Many products still do not meet label claims. In some cases, herbs are not identified correctly in their selection and are not the right species, for example. A lot of companies try to do a great job but others take short cuts. They think a CA from the supplier is enough. They don’t check for identity. Rather than working together as an industry to reach a wider and broader base of customers, companies view each other as competitive enemies.
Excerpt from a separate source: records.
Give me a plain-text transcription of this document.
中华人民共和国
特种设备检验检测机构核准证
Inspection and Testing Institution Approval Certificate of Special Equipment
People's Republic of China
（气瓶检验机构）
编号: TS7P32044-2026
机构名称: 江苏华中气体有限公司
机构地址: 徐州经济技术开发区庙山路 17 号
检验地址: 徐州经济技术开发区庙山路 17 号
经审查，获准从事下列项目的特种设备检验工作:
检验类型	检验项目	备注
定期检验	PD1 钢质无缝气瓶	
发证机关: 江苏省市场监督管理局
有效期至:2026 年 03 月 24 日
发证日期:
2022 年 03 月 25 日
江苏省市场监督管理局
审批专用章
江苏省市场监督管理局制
Advertising is usually a bunch of hype and claims are made that are usually not substantiated. Certainly our industry lacks a degree in ethics.
While many companies are excellent and are trying to do everything to meet a high level of quality assurance, there still are a high percentage of companies dragging down those who are trying to increase the quality of life and serve the customers well. I would like to see some form of regulation and quality assurance guarantee for product introduction, a simple form of product registration to guarantee quality assurance and safety, and most importantly truth in advertising.
NPI: What do you like best about our industry? What do you like least?
I think our industry has a lot to offer in terms of serving the consumer if quality and integrity is built into the product. There are many products that can eliminate minor health concerns if we use them as our first line of defense, similar to OTC drugs. This is a great industry and we have a lot to offer the consumer who is looking for a safe, natural remedy with a reduced level of risks of side effects. However, this is dependent on the quality of the product.
Natural medicine in Europe and many other countries has reached a high level of acceptance and is supported by the respective governments. What I like least of this industry is when companies take the easy way out and lack the ethics to create scientifically based products. They try to catch sales on the shirttails of those who spend large sums of money to insure their product meets all specifications. Companies who use PR and advertising and spend large sums of money on GMP’s and lab analysis are leaving holes in the industry that get filled by those who jump on the band wagon with a “me too” product and don’t have to meet any regulatory specifications, such as the ones in Europe. A good company will always have higher standards.
NPI: If you could have done one thing differently over the years, what would it have been?
I would have concentrated and focused on a smaller line of products and spent more company resources on clinical research and scientific documentation. Eventually this industry has to emphasize more on the science side and less on the glorified hype. PR and marketing stories are great and the results are even far more excellent when they are used to support a science based product.
NPI: If we gave you a stage at a trade show, what would you want to say to the industry?
What we are selling is not pills, tablets & capsules. We are selling an outcome or result. We know we can’t make the claims to say that, but we are. People are coming to stores for a natural alternative to alleviate something that hurts. We have an obligation to those people to meet standards and promise them that if you use the products you will be able to alleviate the condition. They really want some kind of benefit, maybe to slow down aging process, or help with arthritis pain, or Irritable Bowel Syndrome. We promise in some fashion that if you buy our products we are going to do something for you. We should honor that promise. Some companies put products on the shelves that are junk.
Final GMP rules will help a lot of this, but it will still be hard to regulate. It will require scientific evidence, proper plant selection, lab analysis, but GMP’s are a major step in the right direction. Any good manufacturer will embrace this.